Klares Zeichen bei Wahlkampfauftakt in Rheinland-Pfalz

16.01.2026 Beim Wahlkampfauftakt in Rheinland-Pfalz in der Messerhalle Idar-Oberstein waren wir von der Gewerkschaft Zentrum auf Einladung des Landesverbandes mit einem eigenen Informationsstand vertreten. Rund 2.000 Gäste nahmen an der Veranstaltung teil. Mit 16 engagierten Mitgliedern vor Ort zeigte Zentrum deutlich Präsenz und setzte ein klares politisches und gewerkschaftliches Signal.

In zahlreichen Gesprächen machten wir unmissverständlich deutlich: Arbeitnehmer brauchen echte Wahlfreiheit – auch im Betrieb. Die jahrzehntelange Dominanz der DGB-Gewerkschaften hat nicht zu mehr Mitbestimmung, sondern vielerorts zu Stillstand, Anpassung und dem Verlust von Arbeitsplätzen geführt. Wir als Gewerkschaft Zentrum stehen für eine alternative, unabhängige und konsequent arbeitnehmerorientierte Gewerkschaftsarbeit, die sich nicht ideologischen Vorgaben unterordnet, sondern die Interessen der Beschäftigten in den Mittelpunkt stellt.

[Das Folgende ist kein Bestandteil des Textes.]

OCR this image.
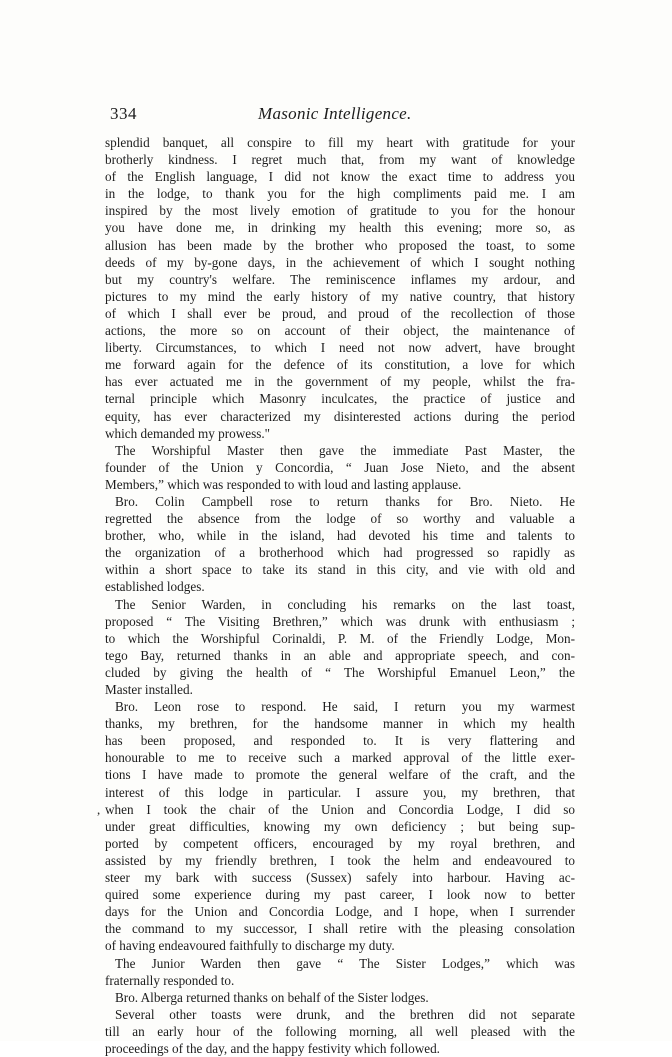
334	Masonic Intelligence.
splendid banquet, all conspire to fill my heart with gratitude for your
brotherly kindness. I regret much that, from my want of knowledge
of the English language, I did not know the exact time to address you
in the lodge, to thank you for the high compliments paid me. I am
inspired by the most lively emotion of gratitude to you for the honour
you have done me, in drinking my health this evening; more so, as
allusion has been made by the brother who proposed the toast, to some
deeds of my by-gone days, in the achievement of which I sought nothing
but my country's welfare. The reminiscence inflames my ardour, and
pictures to my mind the early history of my native country, that history
of which I shall ever be proud, and proud of the recollection of those
actions, the more so on account of their object, the maintenance of
liberty. Circumstances, to which I need not now advert, have brought
me forward again for the defence of its constitution, a love for which
has ever actuated me in the government of my people, whilst the fra-
ternal principle which Masonry inculcates, the practice of justice and
equity, has ever characterized my disinterested actions during the period
which demanded my prowess."
The Worshipful Master then gave the immediate Past Master, the
founder of the Union y Concordia, “ Juan Jose Nieto, and the absent
Members,” which was responded to with loud and lasting applause.
Bro. Colin Campbell rose to return thanks for Bro. Nieto. He
regretted the absence from the lodge of so worthy and valuable a
brother, who, while in the island, had devoted his time and talents to
the organization of a brotherhood which had progressed so rapidly as
within a short space to take its stand in this city, and vie with old and
established lodges.
The Senior Warden, in concluding his remarks on the last toast,
proposed “ The Visiting Brethren,” which was drunk with enthusiasm ;
to which the Worshipful Corinaldi, P. M. of the Friendly Lodge, Mon-
tego Bay, returned thanks in an able and appropriate speech, and con-
cluded by giving the health of “ The Worshipful Emanuel Leon,” the
Master installed.
Bro. Leon rose to respond. He said, I return you my warmest
thanks, my brethren, for the handsome manner in which my health
has been proposed, and responded to. It is very flattering and
honourable to me to receive such a marked approval of the little exer-
tions I have made to promote the general welfare of the craft, and the
interest of this lodge in particular. I assure you, my brethren, that
when I took the chair of the Union and Concordia Lodge, I did so
under great difficulties, knowing my own deficiency ; but being sup-
ported by competent officers, encouraged by my royal brethren, and
assisted by my friendly brethren, I took the helm and endeavoured to
steer my bark with success (Sussex) safely into harbour. Having ac-
quired some experience during my past career, I look now to better
days for the Union and Concordia Lodge, and I hope, when I surrender
the command to my successor, I shall retire with the pleasing consolation
of having endeavoured faithfully to discharge my duty.
The Junior Warden then gave “ The Sister Lodges,” which was
fraternally responded to.
Bro. Alberga returned thanks on behalf of the Sister lodges.
Several other toasts were drunk, and the brethren did not separate
till an early hour of the following morning, all well pleased with the
proceedings of the day, and the happy festivity which followed.
,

Diese Position wurde auch in der Rede unseres Vorsitzenden Oliver Hilburger unterstrichen. Er machte deutlich, dass die Macht zur Veränderung in den Händen der Arbeitnehmer liegt. Innerbetriebliche Mitbestimmung darf kein Feigenblatt sein, sondern muss aktiv genutzt werden, um Arbeitsplätze in Deutschland zu sichern, den Wirtschaftsstandort zu erhalten und damit Wohlstand und Zukunftsperspektiven für die Menschen in unserem Land und die kommenden Generationen zu schaffen.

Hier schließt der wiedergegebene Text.